Mais, poser un geste de fraternité à l’égard d’un frère exclu, regardé de travers par le groupe social, prend toute sa signification : l’alliance scellée avec « l’exclu » est significative de la relation filiale au Père. C’est en ce sens qu’on peut qualifier notre relation avec l’exclu (le pauvre) de « sacramentelle ».
L’Eglise n’est réellement Eglise que si elle place, non pas à la périphérie, mais au centre de ses préoccupations, les « exclus » (les pauvres). N’oublions pas que se joue pour nous les chrétiens la rencontre du Christ dans la rencontre de « l’exclu ». « Ce que vous faites au plus petit d’entre les miens, c’est a moi que vous le faites. » (Mt 25, 40)

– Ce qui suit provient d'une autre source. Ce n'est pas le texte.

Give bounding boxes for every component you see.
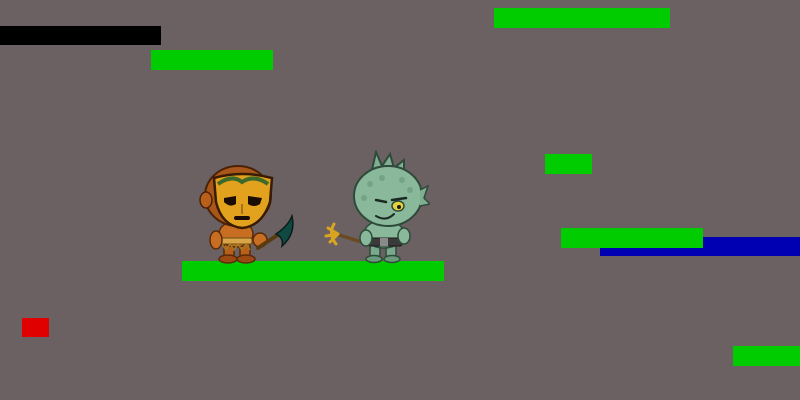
scythe-icon — [256, 213, 294, 250]
game-canvas[interactable] — [0, 0, 800, 400]
tribal-mask-warrior[interactable] — [196, 160, 300, 266]
warrior-left-arm — [209, 230, 223, 250]
platform-upper-left — [151, 50, 273, 70]
platform-top-right — [494, 8, 670, 28]
creature-head — [353, 150, 430, 227]
red-hazard-block — [22, 318, 49, 337]
sea-creature-warrior[interactable] — [324, 150, 430, 264]
platform-right — [561, 228, 703, 248]
platform-small-mid-right — [545, 154, 592, 174]
platform-bottom-right — [733, 346, 800, 366]
black-wall-block — [0, 26, 161, 45]
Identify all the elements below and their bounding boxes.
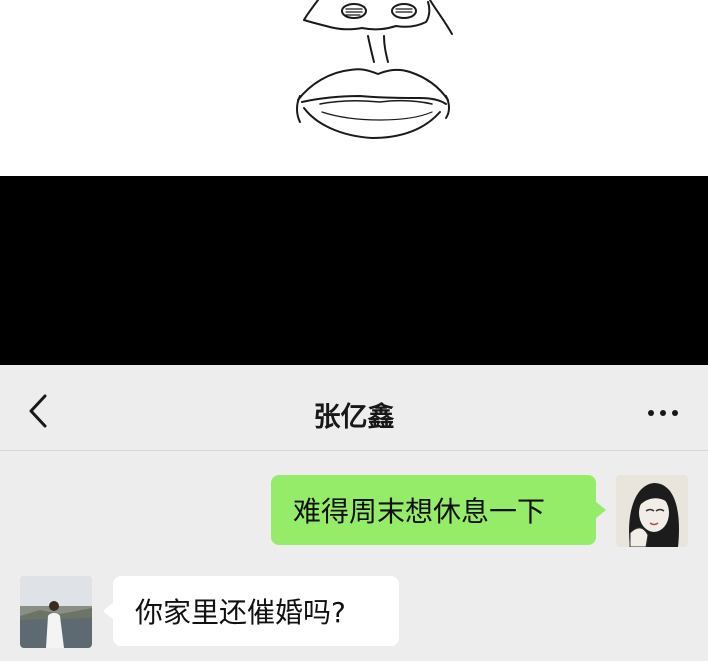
sketch-panel	[0, 0, 708, 176]
my-avatar[interactable]	[616, 475, 688, 547]
more-options-button[interactable]	[642, 395, 684, 431]
message-bubble-received[interactable]: 你家里还催婚吗?	[103, 576, 399, 646]
face-sketch-illustration	[296, 0, 453, 139]
nav-bar: 张亿鑫	[0, 365, 708, 451]
chat-screen: 张亿鑫 难得周末想休息一下 你家里还催婚吗?	[0, 365, 708, 661]
black-band	[0, 176, 708, 365]
message-text: 你家里还催婚吗?	[135, 596, 346, 629]
avatar-image	[616, 475, 688, 547]
chat-title: 张亿鑫	[313, 402, 395, 433]
more-dots-icon	[648, 410, 654, 416]
avatar-image	[20, 576, 92, 648]
contact-avatar[interactable]	[20, 576, 92, 648]
message-bubble-sent[interactable]: 难得周末想休息一下	[271, 475, 606, 545]
message-text: 难得周末想休息一下	[293, 495, 546, 528]
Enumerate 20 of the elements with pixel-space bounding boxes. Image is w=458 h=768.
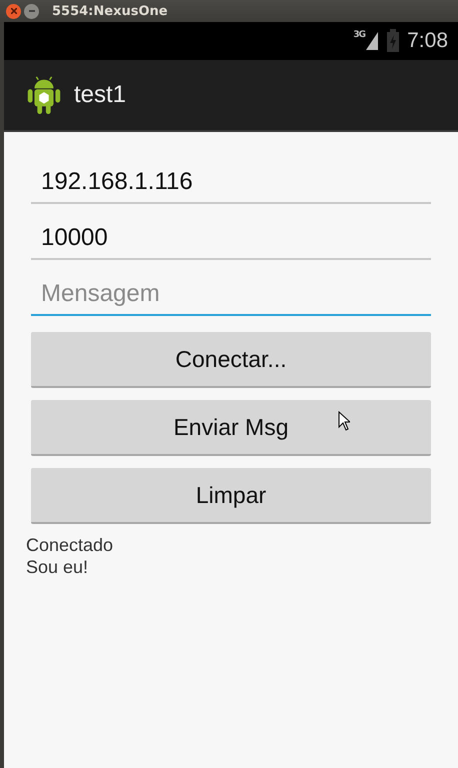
android-robot-icon xyxy=(26,75,62,115)
minimize-button[interactable] xyxy=(24,4,39,18)
text-field[interactable]: 192.168.1.116 xyxy=(31,152,431,204)
minimize-icon xyxy=(28,10,34,12)
log-line: Conectado xyxy=(26,534,114,556)
close-button[interactable] xyxy=(6,4,21,18)
action-button[interactable]: Enviar Msg xyxy=(31,400,431,456)
window-title: 5554:NexusOne xyxy=(52,4,168,18)
action-button[interactable]: Conectar... xyxy=(31,332,431,388)
signal-icon xyxy=(366,32,378,50)
text-field[interactable]: 10000 xyxy=(31,208,431,260)
text-field[interactable]: Mensagem xyxy=(31,264,431,316)
mouse-pointer-icon xyxy=(338,411,350,431)
network-type-label: 3G xyxy=(353,30,365,40)
clock-time: 7:08 xyxy=(407,29,448,53)
app-title: test1 xyxy=(74,81,126,109)
action-button[interactable]: Limpar xyxy=(31,468,431,524)
log-line: Sou eu! xyxy=(26,556,90,578)
close-icon xyxy=(10,8,16,14)
battery-icon xyxy=(386,29,400,53)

Et il nous faut savoir accorder la même valeur au pronom personnel « moi » dans ce verset qu’au possessif « mon » dans : « Ceci est mon Corps…ceci est mon Sang. » Il s’agit bien dans les deux cas de Présence réelle. En ce sens, on peut parler de la rencontre des petits, des pauvres, des exclus, comme d’un sacrement de la Rencontre de Dieu.

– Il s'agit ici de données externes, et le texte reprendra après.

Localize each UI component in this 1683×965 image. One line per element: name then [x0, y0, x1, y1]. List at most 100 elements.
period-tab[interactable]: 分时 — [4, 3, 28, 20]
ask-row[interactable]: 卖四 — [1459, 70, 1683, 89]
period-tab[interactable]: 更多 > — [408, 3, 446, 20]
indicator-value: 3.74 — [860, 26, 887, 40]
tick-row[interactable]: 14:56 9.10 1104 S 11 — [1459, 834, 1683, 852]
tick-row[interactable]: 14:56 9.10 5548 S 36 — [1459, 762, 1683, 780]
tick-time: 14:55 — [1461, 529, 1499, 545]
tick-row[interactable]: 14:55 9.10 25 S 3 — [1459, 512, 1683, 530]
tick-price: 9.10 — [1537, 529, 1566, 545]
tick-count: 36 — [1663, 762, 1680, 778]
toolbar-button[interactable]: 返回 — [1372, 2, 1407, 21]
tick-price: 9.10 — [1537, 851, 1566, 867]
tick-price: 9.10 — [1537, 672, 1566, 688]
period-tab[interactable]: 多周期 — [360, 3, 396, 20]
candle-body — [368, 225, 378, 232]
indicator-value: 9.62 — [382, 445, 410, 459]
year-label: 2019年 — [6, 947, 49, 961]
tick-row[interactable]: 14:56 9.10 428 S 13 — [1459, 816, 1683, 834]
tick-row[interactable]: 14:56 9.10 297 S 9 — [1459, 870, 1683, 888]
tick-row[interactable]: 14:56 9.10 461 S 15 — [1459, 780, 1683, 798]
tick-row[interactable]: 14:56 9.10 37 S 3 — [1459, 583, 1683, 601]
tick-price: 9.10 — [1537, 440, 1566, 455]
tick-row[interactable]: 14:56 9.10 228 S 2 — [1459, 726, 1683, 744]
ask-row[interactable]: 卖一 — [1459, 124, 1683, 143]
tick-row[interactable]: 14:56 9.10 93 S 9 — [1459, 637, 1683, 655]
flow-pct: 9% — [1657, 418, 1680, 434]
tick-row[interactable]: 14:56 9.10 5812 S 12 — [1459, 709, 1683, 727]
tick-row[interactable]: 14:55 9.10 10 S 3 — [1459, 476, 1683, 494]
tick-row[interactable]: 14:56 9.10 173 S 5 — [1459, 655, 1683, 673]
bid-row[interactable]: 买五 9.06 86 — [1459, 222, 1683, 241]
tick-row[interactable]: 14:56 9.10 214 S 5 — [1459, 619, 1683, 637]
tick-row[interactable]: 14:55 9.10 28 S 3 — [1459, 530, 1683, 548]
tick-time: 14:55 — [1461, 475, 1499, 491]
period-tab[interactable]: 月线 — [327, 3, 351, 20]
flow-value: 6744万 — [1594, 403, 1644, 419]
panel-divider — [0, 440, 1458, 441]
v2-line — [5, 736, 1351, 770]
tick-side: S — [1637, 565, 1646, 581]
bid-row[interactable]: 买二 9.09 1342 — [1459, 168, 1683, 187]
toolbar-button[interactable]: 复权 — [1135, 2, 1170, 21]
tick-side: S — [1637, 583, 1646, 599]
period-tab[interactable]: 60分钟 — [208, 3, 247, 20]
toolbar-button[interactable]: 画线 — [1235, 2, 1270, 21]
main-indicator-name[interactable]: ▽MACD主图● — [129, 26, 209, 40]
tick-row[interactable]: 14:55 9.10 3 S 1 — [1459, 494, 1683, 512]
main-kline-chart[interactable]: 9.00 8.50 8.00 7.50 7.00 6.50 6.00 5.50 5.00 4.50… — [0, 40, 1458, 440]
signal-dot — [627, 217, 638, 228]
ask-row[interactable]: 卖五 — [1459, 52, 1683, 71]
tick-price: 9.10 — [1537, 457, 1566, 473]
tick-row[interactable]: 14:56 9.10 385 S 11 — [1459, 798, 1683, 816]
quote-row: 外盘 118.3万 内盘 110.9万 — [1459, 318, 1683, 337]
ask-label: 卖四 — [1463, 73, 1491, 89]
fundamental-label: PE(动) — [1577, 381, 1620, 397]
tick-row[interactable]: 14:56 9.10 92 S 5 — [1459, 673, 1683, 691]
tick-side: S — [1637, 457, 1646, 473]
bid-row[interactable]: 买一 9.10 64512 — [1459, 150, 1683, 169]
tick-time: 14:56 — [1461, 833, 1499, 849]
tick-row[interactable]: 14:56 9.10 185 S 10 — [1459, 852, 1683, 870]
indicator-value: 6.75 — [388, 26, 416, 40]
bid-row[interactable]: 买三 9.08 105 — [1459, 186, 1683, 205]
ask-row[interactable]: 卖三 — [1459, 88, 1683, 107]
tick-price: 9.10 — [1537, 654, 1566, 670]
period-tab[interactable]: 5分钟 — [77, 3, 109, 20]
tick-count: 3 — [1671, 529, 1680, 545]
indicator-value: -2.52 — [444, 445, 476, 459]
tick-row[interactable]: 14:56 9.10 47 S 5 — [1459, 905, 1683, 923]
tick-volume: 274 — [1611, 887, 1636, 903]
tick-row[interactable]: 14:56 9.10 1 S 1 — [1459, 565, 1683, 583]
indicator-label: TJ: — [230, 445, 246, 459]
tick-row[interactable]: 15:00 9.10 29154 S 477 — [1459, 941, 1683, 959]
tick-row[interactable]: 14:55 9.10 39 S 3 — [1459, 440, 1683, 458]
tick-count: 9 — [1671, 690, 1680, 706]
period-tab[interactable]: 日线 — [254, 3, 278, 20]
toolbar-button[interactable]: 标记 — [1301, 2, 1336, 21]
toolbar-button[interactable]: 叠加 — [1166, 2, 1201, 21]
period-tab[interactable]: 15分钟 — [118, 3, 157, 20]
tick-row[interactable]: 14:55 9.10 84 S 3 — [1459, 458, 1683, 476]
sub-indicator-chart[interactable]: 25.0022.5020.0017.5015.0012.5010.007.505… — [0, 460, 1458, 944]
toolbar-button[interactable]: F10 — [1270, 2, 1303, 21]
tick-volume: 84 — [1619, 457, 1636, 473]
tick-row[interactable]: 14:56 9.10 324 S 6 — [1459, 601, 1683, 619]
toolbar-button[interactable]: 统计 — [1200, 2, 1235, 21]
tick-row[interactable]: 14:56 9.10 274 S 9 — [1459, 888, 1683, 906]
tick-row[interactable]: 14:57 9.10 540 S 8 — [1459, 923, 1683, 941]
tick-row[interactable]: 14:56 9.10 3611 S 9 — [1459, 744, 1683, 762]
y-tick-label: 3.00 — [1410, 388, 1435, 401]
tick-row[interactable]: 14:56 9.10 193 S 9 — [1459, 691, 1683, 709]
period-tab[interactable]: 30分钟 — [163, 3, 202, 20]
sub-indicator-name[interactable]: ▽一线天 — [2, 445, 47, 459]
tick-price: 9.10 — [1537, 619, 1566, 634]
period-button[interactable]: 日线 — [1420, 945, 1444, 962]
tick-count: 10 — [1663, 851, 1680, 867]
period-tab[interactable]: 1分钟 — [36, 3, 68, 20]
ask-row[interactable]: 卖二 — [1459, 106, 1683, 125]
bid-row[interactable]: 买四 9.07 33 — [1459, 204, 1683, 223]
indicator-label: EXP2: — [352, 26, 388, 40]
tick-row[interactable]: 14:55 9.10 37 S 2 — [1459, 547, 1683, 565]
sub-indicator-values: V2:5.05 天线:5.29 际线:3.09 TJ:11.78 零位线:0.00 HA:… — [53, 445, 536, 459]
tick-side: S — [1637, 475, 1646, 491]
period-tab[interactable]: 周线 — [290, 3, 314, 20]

Rappelons que les premiers rassemblements eucharistiques de chrétiens célébraient les quatre modes de présence du Christ : la Parole, le Pain, la Communauté (« quand deux ou trois sont réunis en mon nom, je suis au milieu d’eux »), et les Pauvres (les exclus) qui venaient partager les offrandes apportées.
Qu’en est-il aujourd’hui de la quatrième dimension de la Présence ?
Que notre Eglise n’ait pas peur de partager avec les plus pauvres, les exclus.
Pourquoi ? Parce qu’elle ne doit pas avoir peur d’être bousculée par les marginaux, les exclus, réveillée par leurs insécurités, leurs révoltes, leurs appels, leurs infirmités, leurs pauvretés.
L’Eglise de Jésus-Christ, mue par l’Esprit Saint est l’Eglise de tous et surtout des pauvres, des exclus.
Une Eglise qui ne se pencherait pas sur les « paumés », les exclus, est une Eglise bidon !
L’Espérance de l’Eglise aujourd’hui, c’est de s’aventurer dans l’Amour des Pauvres, des exclus.
C’est l’urgence du Royaume, un Royaume qui appelle à changer notre regard et notre cœur et notre vie.